Menko Polhukam Bersuara

Prof Mahfud MD, Menteri Koordinator Bidang Politik, Hukum dan Keamanan RI telah menegaskan bahwa surat GAR ITB ke KASN dan berbagai lembaga pemerintah, tidak akan ditindaklanjuti.

Menko Polhukam juga mengemukakan bahwa pemerintah tidak pernah menganggap Prof Din Syamsuddin radikal.

Lebih lanjut Menteri Koordinator Bidang Politik Hukum dan Keamanan Mahfud MD menegaskan bahwa pemerintah tidak akan melakukan proses hukum terhadap mantan Ketua Umum Pimpinan Pusat Muhammadiyah Din Syamsuddin.

Mahfud mengatakan hal itu menanggapi tudingan radikal terhadap Din Syamsuddin oleh Gerakan Anti Radikalisme (GAR) Alumni Institut Teknologi Bandung (ITB).

“Pemerintah tetap menganggap Pak Din Syamsuddin itu adalah tokoh yang kritis, yang kritik-kritiknya harus kita dengar.

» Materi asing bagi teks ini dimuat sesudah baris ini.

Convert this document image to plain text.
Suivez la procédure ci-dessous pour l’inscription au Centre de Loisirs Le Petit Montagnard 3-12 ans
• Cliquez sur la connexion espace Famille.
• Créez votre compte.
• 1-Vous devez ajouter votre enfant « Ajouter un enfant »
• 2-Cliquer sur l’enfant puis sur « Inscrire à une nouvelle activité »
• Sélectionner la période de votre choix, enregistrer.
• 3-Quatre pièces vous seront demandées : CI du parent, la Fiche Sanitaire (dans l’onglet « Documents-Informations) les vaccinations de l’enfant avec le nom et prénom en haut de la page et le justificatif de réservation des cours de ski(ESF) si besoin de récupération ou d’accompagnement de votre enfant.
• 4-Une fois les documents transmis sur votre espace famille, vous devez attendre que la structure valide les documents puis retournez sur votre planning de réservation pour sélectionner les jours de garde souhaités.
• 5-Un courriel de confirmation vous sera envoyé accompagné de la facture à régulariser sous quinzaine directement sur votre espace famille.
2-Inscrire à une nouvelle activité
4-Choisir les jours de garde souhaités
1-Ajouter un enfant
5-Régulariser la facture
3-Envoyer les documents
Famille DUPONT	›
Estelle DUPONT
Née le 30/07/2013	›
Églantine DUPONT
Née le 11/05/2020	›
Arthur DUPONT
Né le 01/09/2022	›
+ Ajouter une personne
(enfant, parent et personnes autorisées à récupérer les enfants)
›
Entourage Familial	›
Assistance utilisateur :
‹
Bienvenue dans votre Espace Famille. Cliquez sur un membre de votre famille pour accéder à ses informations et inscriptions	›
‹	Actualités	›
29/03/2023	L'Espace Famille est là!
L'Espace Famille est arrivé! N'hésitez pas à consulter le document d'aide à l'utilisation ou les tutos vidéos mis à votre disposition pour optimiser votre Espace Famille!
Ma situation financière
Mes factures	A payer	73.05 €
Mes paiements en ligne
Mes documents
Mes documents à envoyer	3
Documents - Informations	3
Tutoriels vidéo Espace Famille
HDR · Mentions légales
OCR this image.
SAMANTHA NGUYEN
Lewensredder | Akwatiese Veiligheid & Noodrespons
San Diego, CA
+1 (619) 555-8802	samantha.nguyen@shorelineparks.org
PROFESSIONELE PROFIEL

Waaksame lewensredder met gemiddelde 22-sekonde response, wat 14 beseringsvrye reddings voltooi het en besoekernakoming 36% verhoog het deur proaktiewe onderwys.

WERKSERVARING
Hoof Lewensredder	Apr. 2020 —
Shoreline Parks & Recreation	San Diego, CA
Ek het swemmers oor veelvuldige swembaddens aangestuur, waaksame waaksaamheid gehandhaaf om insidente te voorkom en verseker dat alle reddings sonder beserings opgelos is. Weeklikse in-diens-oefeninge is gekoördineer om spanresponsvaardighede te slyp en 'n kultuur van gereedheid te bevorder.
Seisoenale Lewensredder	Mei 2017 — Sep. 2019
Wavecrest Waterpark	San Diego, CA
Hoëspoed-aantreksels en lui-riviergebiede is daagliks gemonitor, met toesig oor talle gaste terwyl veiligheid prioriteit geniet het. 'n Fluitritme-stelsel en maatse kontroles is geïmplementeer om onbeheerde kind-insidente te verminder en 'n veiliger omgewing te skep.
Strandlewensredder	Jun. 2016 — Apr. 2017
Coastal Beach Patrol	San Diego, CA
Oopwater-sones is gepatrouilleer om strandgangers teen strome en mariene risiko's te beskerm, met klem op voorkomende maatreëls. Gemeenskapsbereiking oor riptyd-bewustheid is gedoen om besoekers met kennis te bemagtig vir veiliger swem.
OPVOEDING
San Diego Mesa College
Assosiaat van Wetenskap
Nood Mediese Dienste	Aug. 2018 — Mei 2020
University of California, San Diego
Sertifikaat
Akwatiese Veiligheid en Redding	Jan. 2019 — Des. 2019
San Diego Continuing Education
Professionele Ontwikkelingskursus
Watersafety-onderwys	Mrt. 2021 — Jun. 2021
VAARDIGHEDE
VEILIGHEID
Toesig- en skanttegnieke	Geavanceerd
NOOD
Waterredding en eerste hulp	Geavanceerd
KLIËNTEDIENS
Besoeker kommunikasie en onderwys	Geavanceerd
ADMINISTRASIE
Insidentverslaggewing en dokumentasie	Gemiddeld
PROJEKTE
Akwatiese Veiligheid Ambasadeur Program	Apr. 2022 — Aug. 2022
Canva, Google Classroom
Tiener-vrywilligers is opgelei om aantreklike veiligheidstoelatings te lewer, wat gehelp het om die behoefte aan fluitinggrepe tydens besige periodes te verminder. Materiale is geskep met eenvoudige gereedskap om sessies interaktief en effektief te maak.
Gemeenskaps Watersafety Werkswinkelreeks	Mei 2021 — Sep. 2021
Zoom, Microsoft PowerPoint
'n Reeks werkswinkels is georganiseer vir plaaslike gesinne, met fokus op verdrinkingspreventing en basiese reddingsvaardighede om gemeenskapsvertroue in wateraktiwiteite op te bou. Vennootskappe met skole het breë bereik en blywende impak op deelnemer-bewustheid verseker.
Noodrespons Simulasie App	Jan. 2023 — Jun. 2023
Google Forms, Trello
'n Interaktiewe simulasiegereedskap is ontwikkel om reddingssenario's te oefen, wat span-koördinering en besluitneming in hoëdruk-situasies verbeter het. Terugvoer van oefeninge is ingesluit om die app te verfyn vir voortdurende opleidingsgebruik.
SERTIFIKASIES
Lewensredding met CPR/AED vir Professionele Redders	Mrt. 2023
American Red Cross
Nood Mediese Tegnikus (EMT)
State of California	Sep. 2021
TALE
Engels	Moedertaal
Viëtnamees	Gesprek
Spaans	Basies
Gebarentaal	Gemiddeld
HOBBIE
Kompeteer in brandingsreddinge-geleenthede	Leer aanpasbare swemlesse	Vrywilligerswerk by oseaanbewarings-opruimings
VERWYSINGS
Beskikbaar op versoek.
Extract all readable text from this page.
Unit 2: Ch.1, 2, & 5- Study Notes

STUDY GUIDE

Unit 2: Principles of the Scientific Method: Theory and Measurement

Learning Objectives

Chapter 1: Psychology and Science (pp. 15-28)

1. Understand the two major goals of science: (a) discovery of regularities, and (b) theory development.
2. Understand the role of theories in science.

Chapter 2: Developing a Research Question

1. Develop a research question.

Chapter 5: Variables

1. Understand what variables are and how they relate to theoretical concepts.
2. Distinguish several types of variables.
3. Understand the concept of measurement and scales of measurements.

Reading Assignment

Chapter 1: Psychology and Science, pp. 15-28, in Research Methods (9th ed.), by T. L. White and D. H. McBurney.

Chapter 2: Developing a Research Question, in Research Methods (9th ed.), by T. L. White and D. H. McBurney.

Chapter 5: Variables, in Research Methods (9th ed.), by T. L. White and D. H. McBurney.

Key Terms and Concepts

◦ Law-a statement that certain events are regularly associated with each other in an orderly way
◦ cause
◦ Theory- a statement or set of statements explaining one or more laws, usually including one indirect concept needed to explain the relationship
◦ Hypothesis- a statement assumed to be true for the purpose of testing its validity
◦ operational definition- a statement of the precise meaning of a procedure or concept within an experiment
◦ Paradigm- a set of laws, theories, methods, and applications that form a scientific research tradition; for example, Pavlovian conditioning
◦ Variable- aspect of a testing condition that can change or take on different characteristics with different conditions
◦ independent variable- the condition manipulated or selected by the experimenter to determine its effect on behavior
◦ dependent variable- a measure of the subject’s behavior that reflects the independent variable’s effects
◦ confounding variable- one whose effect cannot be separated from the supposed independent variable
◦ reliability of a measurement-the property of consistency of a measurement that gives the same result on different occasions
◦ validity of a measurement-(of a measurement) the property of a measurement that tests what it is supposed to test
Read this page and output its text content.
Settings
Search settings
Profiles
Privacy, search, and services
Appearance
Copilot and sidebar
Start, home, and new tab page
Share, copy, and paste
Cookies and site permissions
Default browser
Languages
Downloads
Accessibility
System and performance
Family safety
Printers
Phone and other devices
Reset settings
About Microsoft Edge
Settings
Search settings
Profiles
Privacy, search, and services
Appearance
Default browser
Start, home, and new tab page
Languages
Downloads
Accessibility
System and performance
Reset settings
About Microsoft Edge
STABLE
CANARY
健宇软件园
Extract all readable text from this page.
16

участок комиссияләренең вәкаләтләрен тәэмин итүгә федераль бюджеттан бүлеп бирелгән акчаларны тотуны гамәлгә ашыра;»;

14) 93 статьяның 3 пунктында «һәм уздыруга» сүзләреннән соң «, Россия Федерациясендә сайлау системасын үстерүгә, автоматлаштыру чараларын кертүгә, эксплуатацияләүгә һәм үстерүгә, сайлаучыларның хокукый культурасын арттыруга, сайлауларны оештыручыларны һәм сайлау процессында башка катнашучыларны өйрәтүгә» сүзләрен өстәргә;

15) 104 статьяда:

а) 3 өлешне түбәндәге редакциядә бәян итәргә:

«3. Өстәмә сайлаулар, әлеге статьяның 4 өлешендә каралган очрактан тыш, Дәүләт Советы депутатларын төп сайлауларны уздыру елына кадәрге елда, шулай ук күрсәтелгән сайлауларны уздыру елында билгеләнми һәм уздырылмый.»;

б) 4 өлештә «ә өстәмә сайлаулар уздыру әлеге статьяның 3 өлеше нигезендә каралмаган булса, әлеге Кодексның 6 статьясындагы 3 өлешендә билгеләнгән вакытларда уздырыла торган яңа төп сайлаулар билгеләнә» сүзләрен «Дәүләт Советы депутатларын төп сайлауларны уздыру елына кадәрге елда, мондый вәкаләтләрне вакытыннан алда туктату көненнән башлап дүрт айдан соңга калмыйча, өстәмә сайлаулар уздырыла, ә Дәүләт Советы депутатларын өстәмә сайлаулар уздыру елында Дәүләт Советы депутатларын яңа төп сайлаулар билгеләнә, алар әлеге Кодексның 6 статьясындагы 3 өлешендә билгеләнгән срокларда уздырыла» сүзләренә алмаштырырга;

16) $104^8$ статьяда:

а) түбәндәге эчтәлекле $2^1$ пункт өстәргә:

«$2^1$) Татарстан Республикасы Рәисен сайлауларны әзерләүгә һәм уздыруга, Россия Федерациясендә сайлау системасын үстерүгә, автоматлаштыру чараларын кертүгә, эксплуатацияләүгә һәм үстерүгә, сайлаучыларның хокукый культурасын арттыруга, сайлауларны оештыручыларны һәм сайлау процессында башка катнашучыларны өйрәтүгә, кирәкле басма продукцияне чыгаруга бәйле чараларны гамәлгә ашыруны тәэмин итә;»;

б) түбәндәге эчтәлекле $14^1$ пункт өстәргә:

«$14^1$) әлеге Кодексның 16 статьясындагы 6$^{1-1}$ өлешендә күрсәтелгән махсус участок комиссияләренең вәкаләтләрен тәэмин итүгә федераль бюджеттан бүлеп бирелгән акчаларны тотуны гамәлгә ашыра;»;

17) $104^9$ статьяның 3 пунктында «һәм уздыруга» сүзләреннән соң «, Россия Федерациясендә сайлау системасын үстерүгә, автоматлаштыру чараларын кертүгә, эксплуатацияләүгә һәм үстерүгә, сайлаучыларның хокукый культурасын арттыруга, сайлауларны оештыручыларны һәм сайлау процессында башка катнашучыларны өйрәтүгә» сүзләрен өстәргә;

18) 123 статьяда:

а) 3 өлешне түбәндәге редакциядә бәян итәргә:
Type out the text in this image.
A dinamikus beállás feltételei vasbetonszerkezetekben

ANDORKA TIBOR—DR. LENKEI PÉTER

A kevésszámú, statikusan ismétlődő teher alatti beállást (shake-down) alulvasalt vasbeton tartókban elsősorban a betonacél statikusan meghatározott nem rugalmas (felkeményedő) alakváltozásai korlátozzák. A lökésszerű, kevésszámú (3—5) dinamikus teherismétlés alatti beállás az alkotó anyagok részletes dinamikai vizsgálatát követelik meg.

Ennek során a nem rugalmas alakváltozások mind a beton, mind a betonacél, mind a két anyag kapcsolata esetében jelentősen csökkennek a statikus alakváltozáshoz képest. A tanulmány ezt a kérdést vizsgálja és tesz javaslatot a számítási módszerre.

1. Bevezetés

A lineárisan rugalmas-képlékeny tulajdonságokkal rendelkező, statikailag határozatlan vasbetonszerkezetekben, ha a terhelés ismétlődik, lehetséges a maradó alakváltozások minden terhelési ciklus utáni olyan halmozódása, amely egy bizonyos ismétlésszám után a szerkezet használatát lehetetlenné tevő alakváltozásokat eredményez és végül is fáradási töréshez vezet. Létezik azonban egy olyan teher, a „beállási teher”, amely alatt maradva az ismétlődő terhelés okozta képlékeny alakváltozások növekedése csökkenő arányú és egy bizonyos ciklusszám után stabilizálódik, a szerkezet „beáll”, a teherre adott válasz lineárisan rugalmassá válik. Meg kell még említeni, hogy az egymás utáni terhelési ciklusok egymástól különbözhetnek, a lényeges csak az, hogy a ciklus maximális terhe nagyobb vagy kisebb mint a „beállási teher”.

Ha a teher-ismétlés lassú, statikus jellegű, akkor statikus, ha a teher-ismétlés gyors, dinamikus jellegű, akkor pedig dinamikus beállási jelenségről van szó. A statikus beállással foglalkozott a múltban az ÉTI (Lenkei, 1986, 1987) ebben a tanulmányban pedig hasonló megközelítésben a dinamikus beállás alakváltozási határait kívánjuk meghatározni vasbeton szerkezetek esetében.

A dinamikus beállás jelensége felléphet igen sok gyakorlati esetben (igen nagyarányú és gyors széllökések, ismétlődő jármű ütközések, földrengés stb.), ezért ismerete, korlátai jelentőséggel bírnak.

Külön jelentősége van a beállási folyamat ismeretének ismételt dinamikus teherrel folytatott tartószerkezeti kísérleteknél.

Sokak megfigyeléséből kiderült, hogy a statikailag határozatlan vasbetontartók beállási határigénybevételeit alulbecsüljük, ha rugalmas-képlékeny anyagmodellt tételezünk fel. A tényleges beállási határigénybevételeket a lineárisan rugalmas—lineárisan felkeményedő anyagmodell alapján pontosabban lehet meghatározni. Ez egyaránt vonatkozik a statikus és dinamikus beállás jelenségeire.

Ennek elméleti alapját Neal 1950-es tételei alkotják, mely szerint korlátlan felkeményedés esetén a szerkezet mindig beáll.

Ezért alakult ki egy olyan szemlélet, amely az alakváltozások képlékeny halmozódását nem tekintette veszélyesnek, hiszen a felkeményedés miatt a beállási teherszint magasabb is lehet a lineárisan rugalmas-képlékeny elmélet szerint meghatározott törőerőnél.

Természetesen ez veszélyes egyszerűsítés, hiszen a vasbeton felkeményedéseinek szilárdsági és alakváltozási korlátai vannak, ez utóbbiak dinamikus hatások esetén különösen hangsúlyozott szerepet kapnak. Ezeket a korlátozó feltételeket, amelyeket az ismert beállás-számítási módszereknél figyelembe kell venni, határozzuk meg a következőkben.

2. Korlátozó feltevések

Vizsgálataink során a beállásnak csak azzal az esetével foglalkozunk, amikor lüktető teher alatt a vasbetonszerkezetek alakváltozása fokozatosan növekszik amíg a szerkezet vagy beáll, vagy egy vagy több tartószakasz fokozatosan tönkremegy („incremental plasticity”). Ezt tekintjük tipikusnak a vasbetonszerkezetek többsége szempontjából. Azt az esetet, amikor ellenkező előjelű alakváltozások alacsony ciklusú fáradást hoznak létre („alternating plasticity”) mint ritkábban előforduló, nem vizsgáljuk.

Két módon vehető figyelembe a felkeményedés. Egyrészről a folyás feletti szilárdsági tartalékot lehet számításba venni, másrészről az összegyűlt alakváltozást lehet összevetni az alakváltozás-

Coba kapan pemerintah pernah menyalahkan pernyataan Pak Din Syamsuddin, apalagi sampai memprosesnya secara hukum? Tidak pernah. Dan Insya Allah tidak akan pernah, karena kami anggap beliau itu tokoh.”

Label Radikalisme

Sudah menjadi pengetahuan umum bahwa mereka yang mengeritik pemerintah diberi label radikal, ekstrim, teroris dan sebagainya.

Mereka yang memberi label kepada pengeritik penguasa sebagai radikal, ekstrimis bahkan teroris adalah para buzzer, kelompok-kelompok pendukung penguasa dan ormas partisan.

Sesuai pengakuan, mereka dibayar untuk menyerang dan menstigma para pengeritik penguasa dengan tulisan kasar dan brutal.

Ketika mereka dilaporkan kepada aparat, mereka tidak pernah diproses sebagaimana yang dialami para pengeritik penguasa yang langsung diproses jika ada laporan terhadap mereka.

Tidak hanya pengeritik pemerintah yang diserang, tetapi juga yang mendukung Gubernur Anies Baswedan. Pada hal yang mendukung Anies tidak pernah menjelekkan siapapun.

Stop Jualan Radikalisme

Publik menganggap bahwa isu radikalisme telah menjadi komoditi yang diperjualbelikan.

Jika ingin menghentikan para pengeritik pemerintah, mereka dilabeli dengan sebutan radikal, ekstrim dan bahkan teroris.

Sehubungan itu, saya mendukung tagar stop Jualan Radikalisme yang viral di media sosial.

Ada tiga alasan saya mendukung tagar stop jualan radikalisme.

Pertama, merusak nama tokoh yang dilabeli radikal seperti Prof Din Syamsuddin.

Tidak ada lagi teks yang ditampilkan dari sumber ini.